Вероятно, Вы видели напечатанное в «Нов<ом> времени» извлечение из письма Вашего ко мне «о голоде». Я этого печатания не устраивал и им смущен. Дело вышло так: я прочитал Ваше письмо Ивану Ив<ановичу> Горбунову, а он попросил у меня с него копию и при этом сказал, что его вообще не надо скрывать, а надо сообщать людям, которые дорожат Вашими суждениями. Мы усмотрели и в самом письме Вашем как бы разрешение на это, выраженное в словах: «пишу это не для Вас, но для людей», и т. д. После этого я списал собственноручно копию с Вашего письма для Ив. И. Горбунова, но прежде чем успел его послать, был застигнут некиим Фаресовым (амнистированным лорисовцем), который очень дорожит всем, что от Вас к нам доходит. Я ему прочел о голоде, а он попросил у меня «списать» копию для себя. Я и дал, а через два дня увидел в «Нов<ом> времени» уже перепечатку из «Новостей»… Таков весь ход дела, и в нем моей вины столько, сколько я Вам объясняю. Вчера этот Фаресов был у меня и рассказывал, что он «не утерпел» и ко мне будто заходил, чтобы «посоветоваться», да я был болен, и тогда он поступил без моего совета… Вот и все. Я же его не укорял, потому что это уже было бы бесполезно, да, может быть, как оно вышло, — так и хорошо я бы своего согласия на напечатание, конечно, не дал, а письмо меж тем может зародить в головах думающих людей полезные мысли. Однако, тем не менее, весь этот случай меня конфузит, и я считаю необходимым рассказать Вам, как дело было и в чем тут моя вина, в которой я и прошу у Вас себе извинения и прощения. Я знал этого деятеля за скорохвата, но человека очень честного и искреннего, и имел достаточные основания ознакомить его с Вашими мнениями о нынешнем «модном событии», как иные называют голод. Я уверен, что Вы найдете в себе столько доброты, чтобы простить мне этот случай, но я хотел бы, чтобы Вы поверили мне, что и легкомыслия-то с моей стороны не было, а так… Фаресов, усматривая в своей фамилии букву «ф», — вдруг пожелал скинуться «Фрейшицом» и сделал «волшебный выстрел». Прилагаю Вам при этом вырезку из № «Новостей», где появились выдержки из Вашего письма с послесловием «Фрейшица», написанным им (по его словам) «в цензурных соображениях». По сущности, это совсем ничего собою не представляет.

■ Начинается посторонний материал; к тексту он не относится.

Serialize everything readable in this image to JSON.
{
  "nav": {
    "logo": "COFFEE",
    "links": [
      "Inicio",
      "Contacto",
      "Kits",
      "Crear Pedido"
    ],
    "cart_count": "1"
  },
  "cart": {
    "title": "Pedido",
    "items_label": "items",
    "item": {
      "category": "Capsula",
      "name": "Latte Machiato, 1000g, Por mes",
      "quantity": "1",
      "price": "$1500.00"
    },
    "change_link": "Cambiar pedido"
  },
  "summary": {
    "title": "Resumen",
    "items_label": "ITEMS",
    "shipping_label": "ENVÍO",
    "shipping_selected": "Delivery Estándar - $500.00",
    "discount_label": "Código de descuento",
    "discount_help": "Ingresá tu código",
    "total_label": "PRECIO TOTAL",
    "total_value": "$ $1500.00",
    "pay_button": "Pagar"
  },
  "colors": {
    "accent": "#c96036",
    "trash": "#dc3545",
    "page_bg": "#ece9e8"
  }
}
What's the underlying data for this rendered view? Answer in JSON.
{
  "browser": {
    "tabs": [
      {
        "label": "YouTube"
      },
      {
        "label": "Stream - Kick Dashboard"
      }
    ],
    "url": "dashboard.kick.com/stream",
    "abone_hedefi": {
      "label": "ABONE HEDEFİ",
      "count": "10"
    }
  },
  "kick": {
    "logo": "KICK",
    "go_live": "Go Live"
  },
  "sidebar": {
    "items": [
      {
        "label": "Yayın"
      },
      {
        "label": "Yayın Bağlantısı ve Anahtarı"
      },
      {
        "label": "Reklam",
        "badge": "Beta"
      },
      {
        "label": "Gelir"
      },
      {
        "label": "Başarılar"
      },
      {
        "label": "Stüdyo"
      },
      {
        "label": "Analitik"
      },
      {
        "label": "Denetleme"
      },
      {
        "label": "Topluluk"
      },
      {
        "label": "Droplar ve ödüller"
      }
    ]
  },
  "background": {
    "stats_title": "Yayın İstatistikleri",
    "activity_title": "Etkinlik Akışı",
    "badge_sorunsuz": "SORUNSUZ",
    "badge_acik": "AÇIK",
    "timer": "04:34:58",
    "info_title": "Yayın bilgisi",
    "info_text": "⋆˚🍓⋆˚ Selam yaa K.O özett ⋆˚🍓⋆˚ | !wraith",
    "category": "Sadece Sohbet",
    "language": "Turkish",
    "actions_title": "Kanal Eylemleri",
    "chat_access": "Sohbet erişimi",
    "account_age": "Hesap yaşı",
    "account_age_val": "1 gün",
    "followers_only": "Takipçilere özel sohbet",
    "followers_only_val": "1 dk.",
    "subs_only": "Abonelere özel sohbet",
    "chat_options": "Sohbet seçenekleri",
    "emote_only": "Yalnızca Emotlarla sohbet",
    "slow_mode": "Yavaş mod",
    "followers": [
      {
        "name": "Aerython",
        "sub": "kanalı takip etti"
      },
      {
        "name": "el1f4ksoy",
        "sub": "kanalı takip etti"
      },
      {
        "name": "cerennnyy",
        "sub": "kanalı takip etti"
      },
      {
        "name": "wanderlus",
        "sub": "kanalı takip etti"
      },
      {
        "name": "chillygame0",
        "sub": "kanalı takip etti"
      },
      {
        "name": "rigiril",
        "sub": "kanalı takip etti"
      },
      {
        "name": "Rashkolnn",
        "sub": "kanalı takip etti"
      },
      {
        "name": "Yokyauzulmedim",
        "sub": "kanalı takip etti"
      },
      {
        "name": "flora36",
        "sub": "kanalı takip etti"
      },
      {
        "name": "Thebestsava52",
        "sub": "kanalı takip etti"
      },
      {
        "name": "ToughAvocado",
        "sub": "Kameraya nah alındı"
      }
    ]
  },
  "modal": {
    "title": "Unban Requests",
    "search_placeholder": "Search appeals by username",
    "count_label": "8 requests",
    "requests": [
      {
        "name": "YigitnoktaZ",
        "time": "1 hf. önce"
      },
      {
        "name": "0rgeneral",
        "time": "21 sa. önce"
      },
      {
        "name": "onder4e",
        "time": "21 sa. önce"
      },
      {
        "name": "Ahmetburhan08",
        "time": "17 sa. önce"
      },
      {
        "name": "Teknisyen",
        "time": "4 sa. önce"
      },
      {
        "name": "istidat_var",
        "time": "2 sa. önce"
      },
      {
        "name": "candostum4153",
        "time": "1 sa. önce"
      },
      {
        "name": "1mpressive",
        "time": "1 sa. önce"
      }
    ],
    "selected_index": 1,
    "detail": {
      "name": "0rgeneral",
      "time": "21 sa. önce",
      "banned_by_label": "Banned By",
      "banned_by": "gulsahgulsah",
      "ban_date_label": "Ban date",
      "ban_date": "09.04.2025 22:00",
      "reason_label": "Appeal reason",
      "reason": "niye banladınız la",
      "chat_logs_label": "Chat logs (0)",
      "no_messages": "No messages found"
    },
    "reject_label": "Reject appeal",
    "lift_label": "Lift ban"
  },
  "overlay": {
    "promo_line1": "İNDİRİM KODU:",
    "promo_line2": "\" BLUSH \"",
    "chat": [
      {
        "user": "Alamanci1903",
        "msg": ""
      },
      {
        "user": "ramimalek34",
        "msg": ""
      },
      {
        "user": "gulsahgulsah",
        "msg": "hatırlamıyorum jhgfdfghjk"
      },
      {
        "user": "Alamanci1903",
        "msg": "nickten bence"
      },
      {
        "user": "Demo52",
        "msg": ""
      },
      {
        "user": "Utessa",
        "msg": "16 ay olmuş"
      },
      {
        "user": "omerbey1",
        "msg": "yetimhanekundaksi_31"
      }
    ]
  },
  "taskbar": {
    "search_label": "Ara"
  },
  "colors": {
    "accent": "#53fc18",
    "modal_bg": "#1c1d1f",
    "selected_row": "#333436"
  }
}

Еще раз прошу — простите меня, что все это случилось.
Преданный Вам
Н. Лесков.
Посылаю тебе, любезный Боря, это письмо. Оно тебя должно успокоить за судьбу твоей «Паризины». И ты видишь тоже, что я твоих дел не оставляю в забвении. О других стихах, посланных в «Живописное обозрение», — пока еще ответа не могу дать. Я ведь все болею и ни к кому не хожу, а Шеллер (Михайлов), говорят, тоже захворал. Но то самое, что он мне не возвращает твоих стихов, — само по себе есть добрый знак: вероятно, он облюбовал из них хоть некоторые. Вообще сделаем, что возможно. А ты будь глубже в выборе тем… Посмотри-ка у этого Омара Хаяма — что за родник поэзии! А ты все словно хохол у садочку — одну свою вишенку отаптываешь!.. «Молю: не надевай одежды лицемерия, — плаща ханжи не надевай!» — «Жалкая страсть человека — подобна собаке цепной: крик ее — лай непристойный, докучный, без всякого толка… Дает она мнимый покой». — «Зайца обманчивый сон!..» Именно все это «заячий сон», с одним закрытым глазом и хлопающими ушами от страха утратить все, чем владеешь. Кажи нам, что есть крепкого — за что можно удержаться, не делаясь жертвой случайностей и чужих прихотей, часто как раз рассчитанных на то, чтобы понизить в тебе «сына человеческого», которого ты обязан «вознести», и других к тому же склонить, и убедить, и «укрепить слабеющие руки». — В тебе есть теплая и добрая душа, но отчего у тебя так мал полет и размах крыльев? Ты думай более! Мне кажется, что ты все думаешь, что более важна прелесть стиха, а не сила и ясность животворящей мысли… Это ведь ошибка. Зови к жизни тех, кои уже столь давно умерли, что даже «смердят». Иначе на что все искусства и в числе их поэзия! Скука только от всего этого.
Н. Л.
Мне лучше быть с тобой в бордели, в кабаке
И промышленьями заветными делиться,
Чем без тебя, мой бог, идти в мечеть молиться!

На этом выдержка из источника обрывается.